The method for calculating your donation’s value depends on whether you gave cash or property. For cash donations, the value is the amount of money you contributed.
For non-cash property, the value is its Fair Market Value (FMV) at the time of the donation, which is the price it would sell for on the open market. For used household goods and clothing, this is determined by what similar items sell for at a thrift shop.
Special rules apply to “capital gain property,” which is property that would have resulted in a long-term capital gain if sold. This includes assets like stocks or real estate held for more than one year, for which you can deduct the full FMV. If the property was held for a year or less, your deduction is limited to your cost basis.
Your total charitable deduction for a year is subject to limits based on your Adjusted Gross Income (AGI). For cash contributions to most public charities, you can deduct up to 60% of your AGI. For donations of non-cash capital gain property, the limit is 30% of your AGI. If your donations exceed these limits, you can carry over the excess for up to five years.
If you receive a benefit in exchange for your contribution, you must reduce your deduction by the value of that benefit. For example, if you pay $200 for a charity dinner ticket and the dinner’s value is $50, you can only deduct $150. The charity must provide you with an estimate of the value of goods or services you received.
Proper record-keeping is required for claiming a charitable deduction, and the specific documentation depends on the donation’s value and type.
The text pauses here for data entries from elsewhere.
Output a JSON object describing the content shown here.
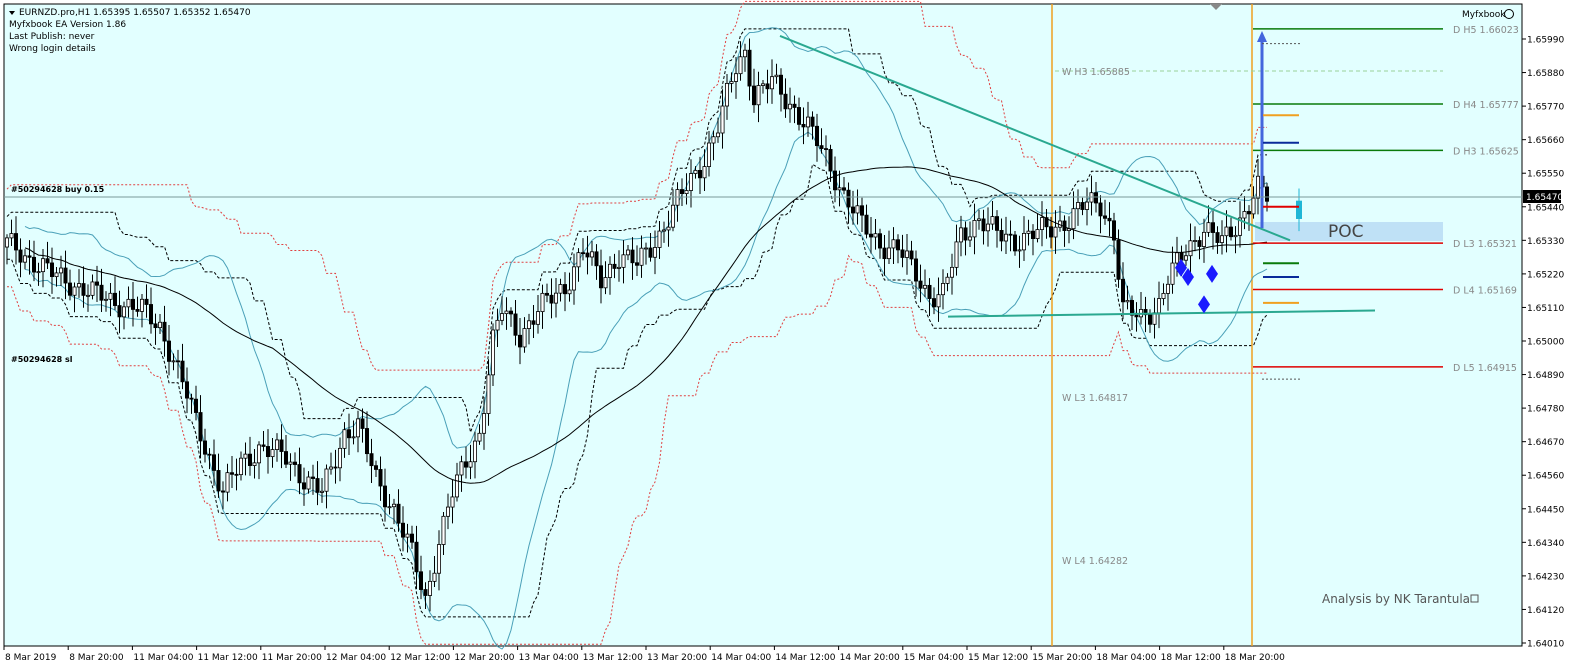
{
  "header": {
    "symbol_line": "EURNZD.pro,H1  1.65395 1.65507 1.65352 1.65470",
    "ea_version": "Myfxbook EA Version 1.86",
    "last_publish": "Last Publish: never",
    "login_status": "Wrong login details",
    "myfxbook_label": "Myfxbook"
  },
  "trade_labels": {
    "buy": "#50294628 buy 0.15",
    "sl": "#50294628 sl"
  },
  "watermark": "Analysis by NK Tarantula",
  "poc_label": "POC",
  "current_price_label": "1.65470",
  "colors": {
    "background": "#e2ffff",
    "pivot_green": "#0a7a0a",
    "pivot_red": "#e00000",
    "session_orange": "#f0a020",
    "trendline": "#2aa890",
    "bollinger": "#4aa0b8",
    "projection_blue": "#4466dd",
    "poc_fill": "#b8dcf5",
    "envelope_red": "#e04040"
  },
  "chart_data": {
    "type": "candlestick",
    "title": "",
    "ylim": [
      1.6398,
      1.6615
    ],
    "y_ticks": [
      "1.65990",
      "1.65880",
      "1.65770",
      "1.65660",
      "1.65550",
      "1.65440",
      "1.65330",
      "1.65220",
      "1.65110",
      "1.65000",
      "1.64890",
      "1.64780",
      "1.64670",
      "1.64560",
      "1.64450",
      "1.64340",
      "1.64230",
      "1.64120",
      "1.64010"
    ],
    "x_labels": [
      "8 Mar 2019",
      "8 Mar 20:00",
      "11 Mar 04:00",
      "11 Mar 12:00",
      "11 Mar 20:00",
      "12 Mar 04:00",
      "12 Mar 12:00",
      "12 Mar 20:00",
      "13 Mar 04:00",
      "13 Mar 12:00",
      "13 Mar 20:00",
      "14 Mar 04:00",
      "14 Mar 12:00",
      "14 Mar 20:00",
      "15 Mar 04:00",
      "15 Mar 12:00",
      "15 Mar 20:00",
      "18 Mar 04:00",
      "18 Mar 12:00",
      "18 Mar 20:00"
    ],
    "series": [
      {
        "name": "EURNZD.pro,H1",
        "anchors": [
          [
            0,
            1.6532
          ],
          [
            10,
            1.6522
          ],
          [
            20,
            1.6515
          ],
          [
            30,
            1.651
          ],
          [
            34,
            1.6505
          ],
          [
            38,
            1.649
          ],
          [
            43,
            1.647
          ],
          [
            48,
            1.645
          ],
          [
            52,
            1.646
          ],
          [
            56,
            1.6465
          ],
          [
            62,
            1.6462
          ],
          [
            66,
            1.6455
          ],
          [
            70,
            1.645
          ],
          [
            75,
            1.647
          ],
          [
            78,
            1.6472
          ],
          [
            82,
            1.6455
          ],
          [
            86,
            1.6445
          ],
          [
            90,
            1.643
          ],
          [
            93,
            1.6415
          ],
          [
            96,
            1.6435
          ],
          [
            99,
            1.645
          ],
          [
            102,
            1.646
          ],
          [
            105,
            1.647
          ],
          [
            108,
            1.65
          ],
          [
            110,
            1.651
          ],
          [
            114,
            1.6502
          ],
          [
            118,
            1.651
          ],
          [
            124,
            1.6518
          ],
          [
            128,
            1.653
          ],
          [
            132,
            1.652
          ],
          [
            136,
            1.6528
          ],
          [
            140,
            1.6525
          ],
          [
            145,
            1.6535
          ],
          [
            150,
            1.6548
          ],
          [
            155,
            1.656
          ],
          [
            158,
            1.657
          ],
          [
            162,
            1.659
          ],
          [
            164,
            1.6595
          ],
          [
            166,
            1.658
          ],
          [
            170,
            1.6585
          ],
          [
            174,
            1.6578
          ],
          [
            178,
            1.657
          ],
          [
            182,
            1.656
          ],
          [
            186,
            1.6548
          ],
          [
            190,
            1.6538
          ],
          [
            194,
            1.6532
          ],
          [
            198,
            1.653
          ],
          [
            202,
            1.6522
          ],
          [
            205,
            1.6515
          ],
          [
            208,
            1.6515
          ],
          [
            212,
            1.6535
          ],
          [
            216,
            1.654
          ],
          [
            220,
            1.6535
          ],
          [
            224,
            1.6533
          ],
          [
            228,
            1.6535
          ],
          [
            232,
            1.6537
          ],
          [
            236,
            1.654
          ],
          [
            240,
            1.6545
          ],
          [
            243,
            1.6545
          ],
          [
            246,
            1.6535
          ],
          [
            248,
            1.651
          ],
          [
            252,
            1.6508
          ],
          [
            256,
            1.6512
          ],
          [
            258,
            1.652
          ],
          [
            262,
            1.653
          ],
          [
            266,
            1.6537
          ],
          [
            270,
            1.6532
          ],
          [
            274,
            1.654
          ],
          [
            278,
            1.655
          ],
          [
            280,
            1.6547
          ]
        ]
      }
    ],
    "pivot_levels": [
      {
        "label": "D  H5 1.66023",
        "value": 1.66023,
        "color": "green"
      },
      {
        "label": "W  H3 1.65885",
        "value": 1.65885,
        "color": "faint-green"
      },
      {
        "label": "D  H4 1.65777",
        "value": 1.65777,
        "color": "green"
      },
      {
        "label": "D  H3 1.65625",
        "value": 1.65625,
        "color": "green"
      },
      {
        "label": "D  L3 1.65321",
        "value": 1.65321,
        "color": "red"
      },
      {
        "label": "D  L4 1.65169",
        "value": 1.65169,
        "color": "red"
      },
      {
        "label": "D  L5 1.64915",
        "value": 1.64915,
        "color": "red"
      },
      {
        "label": "W  L3 1.64817",
        "value": 1.64817,
        "color": "none"
      },
      {
        "label": "W  L4 1.64282",
        "value": 1.64282,
        "color": "none"
      }
    ],
    "current_price": 1.6547,
    "grid": false,
    "legend": "none"
  }
}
For any single contribution under $250, you must keep a reliable record, such as a canceled check, bank statement, or a receipt from the charity showing its name, the date, and the amount.
When a single contribution is $250 or more, you must obtain a “contemporaneous written acknowledgment” from the charity. This document must include the charity’s name, the contribution date, and the cash amount. For non-cash property, it must describe the item and state whether the organization provided any goods or services in exchange for the gift.
If your total deduction for all non-cash contributions exceeds $500 for the year, you must complete and file IRS Form 8283, Noncash Charitable Contributions, with your tax return. For donations valued over $500 but not more than $5,000, you are required to complete Section A of Form 8283. This section asks for information such as the charity’s name and address, a description of the property, the date you acquired it, how you acquired it, your original cost (or basis), its fair market value, and the method you used to determine that value.
Donations exceeding $5,000 require a formal written appraisal from a qualified appraiser. You must also complete Section B of Form 8283, which the appraiser and an official from the charity must sign.
After identifying qualifying donations, calculating their value, and gathering all necessary documentation, the final step is to report the deduction on your federal income tax return. To do so, you must choose to itemize your deductions rather than taking the standard deduction. You can only benefit from the charitable deduction if your total itemized deductions exceed your available standard deduction amount.
The deduction is claimed on Schedule A (Form 1040), Itemized Deductions. You will report your total cash and non-cash contributions on the designated lines of this schedule. Submitting your tax return with the completed Schedule A finalizes the process of claiming your non-profit write-offs.